People who suffer severe burns or extensive skin injuries are often left to live with extreme scarring, disfigurement, and skin that feels chronically tight and itchy. That’s because the body’s healing processes have evolved to focus on preventing infection by quickly closing up wounds, rather than regenerating or restoring normal skin tissue. This new study offers new knowledge on why certain dermal cells are able to regenerate new skin, rather than disfiguring scar tissue.

“We identified a specific population of progenitor cells that reside within the dermis, the deep connective tissue of the skin,” explained senior study investigator Jeff Biernaskie, PhD,  professor of stem cell biology, University of Calgary, faculty of veterinary medicine (UCVM), and the Calgary Firefighters Burn Treatment Society chair in skin regeneration and wound healing. “Progenitor cells are unique in that they are able to undergo cell division and generate many new cells to either maintain or repair tissues.

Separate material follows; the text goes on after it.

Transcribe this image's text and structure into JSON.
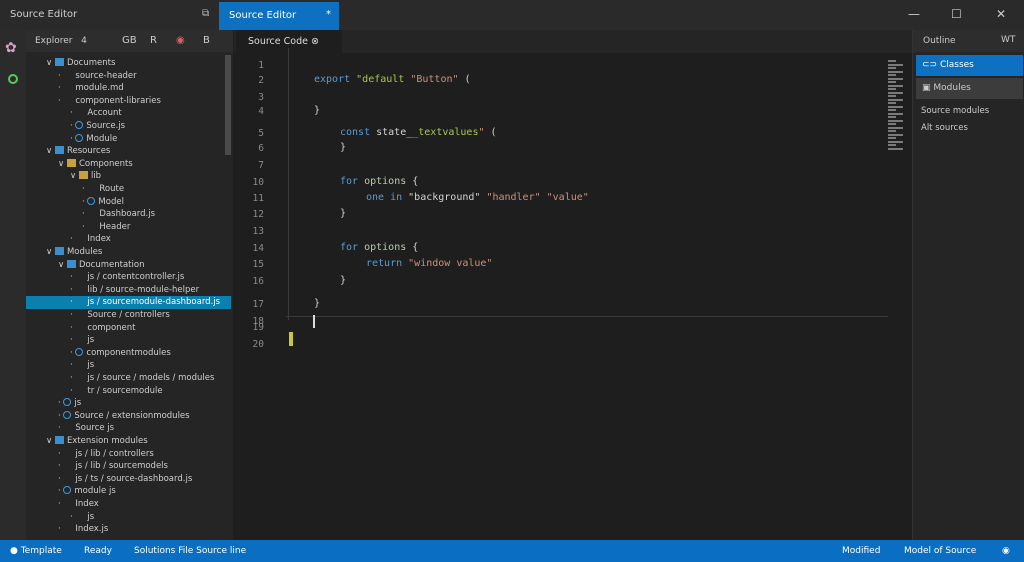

Following injury, these dermal progenitors become activated, proliferate, and then migrate into the wound where they generate nearly all of the new tissue that will fill the wound, both scar, and regenerated tissue.”

Credit: Cell Stem Cells; https://doi.org/10.1016/j.stem.2020.07.008

In the current analysis, the researchers used cutting-edge genomic techniques to profile thousands of individual cells at different times after injury and compared scar-forming versus regenerative zones within skin wounds.

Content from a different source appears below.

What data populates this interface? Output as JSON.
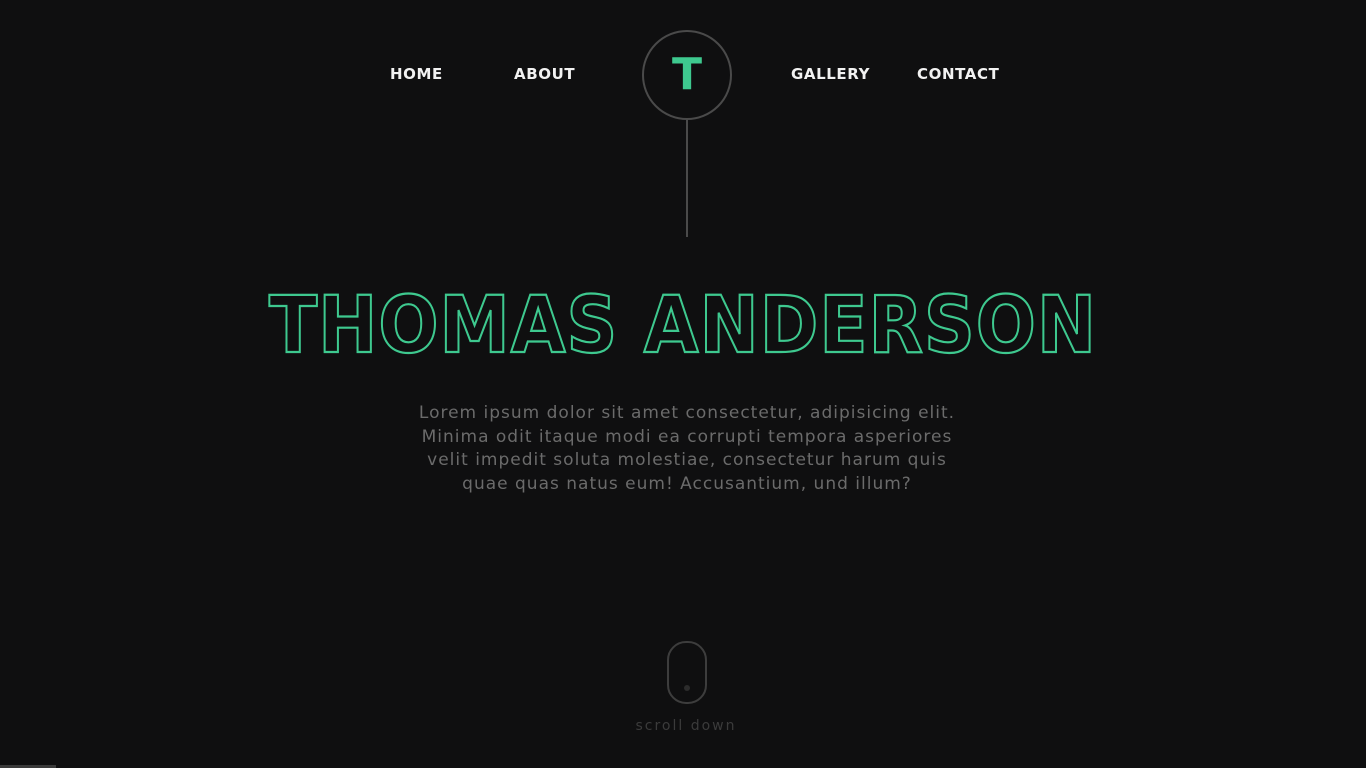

“Remarkably, we found that although these cells come from the same cellular origin, different microenvironments within the wound activate entirely different sets of genes. Meaning, the signals found within ‘regenerative zones’ of the wound promote re-activation of genes that are typically engaged during skin development. Whereas, in scar-forming zones, these pro-regenerative programs are absent or suppressed and scar-forming programs dominate.”

“Using complementary fate-mapping approaches, we showed that hair follicle mesenchymal progenitors make limited contributions to wound repair,” the authors wrote. “In contrast, extrafollicular progenitors marked by the quiescence-associated factor Hic1 generated the bulk of reparative fibroblasts and exhibited functional divergence, mediating regeneration in the center of the wound neodermis and scar formation in the periphery. Single-cell RNA-seq revealed unique transcriptional, regulatory, and epithelial-mesenchymal crosstalk signatures that enabled mesenchymal competence for regeneration. Integration with scATAC-seq highlighted changes in chromatin accessibility within regeneration-associated loci.”

“What we’ve shown is that you can alter the wound environment with drugs, or modify the genetics of these progenitor cells directly, and both are sufficient to change their behavior during wound healing,” Biernaskie added. “And that can have really quite impressive effects on healing that includes regeneration of new hair follicles, glands, and fat within the wounded skin.”

Amazingly, this research offers critical insights into the molecular signals that drive scar formation during wound healing and it identifies a number of genetic signals that are able to overcome fibrosis and promote true regeneration of adult skin.

“This proof of principle is really important because it suggests that the adult wound-responsive cells do in fact harbor a latent regenerative capacity, it just simply needs to be unmasked,” Biernaskie concluded. “Now, we are actively looking for additional pathways that may be involved. Our hope is to develop a cocktail of drugs that we could safely administer in humans and animals to entirely prevent genetic programs that initiate scar formation in order to greatly improve the quality of skin healing.”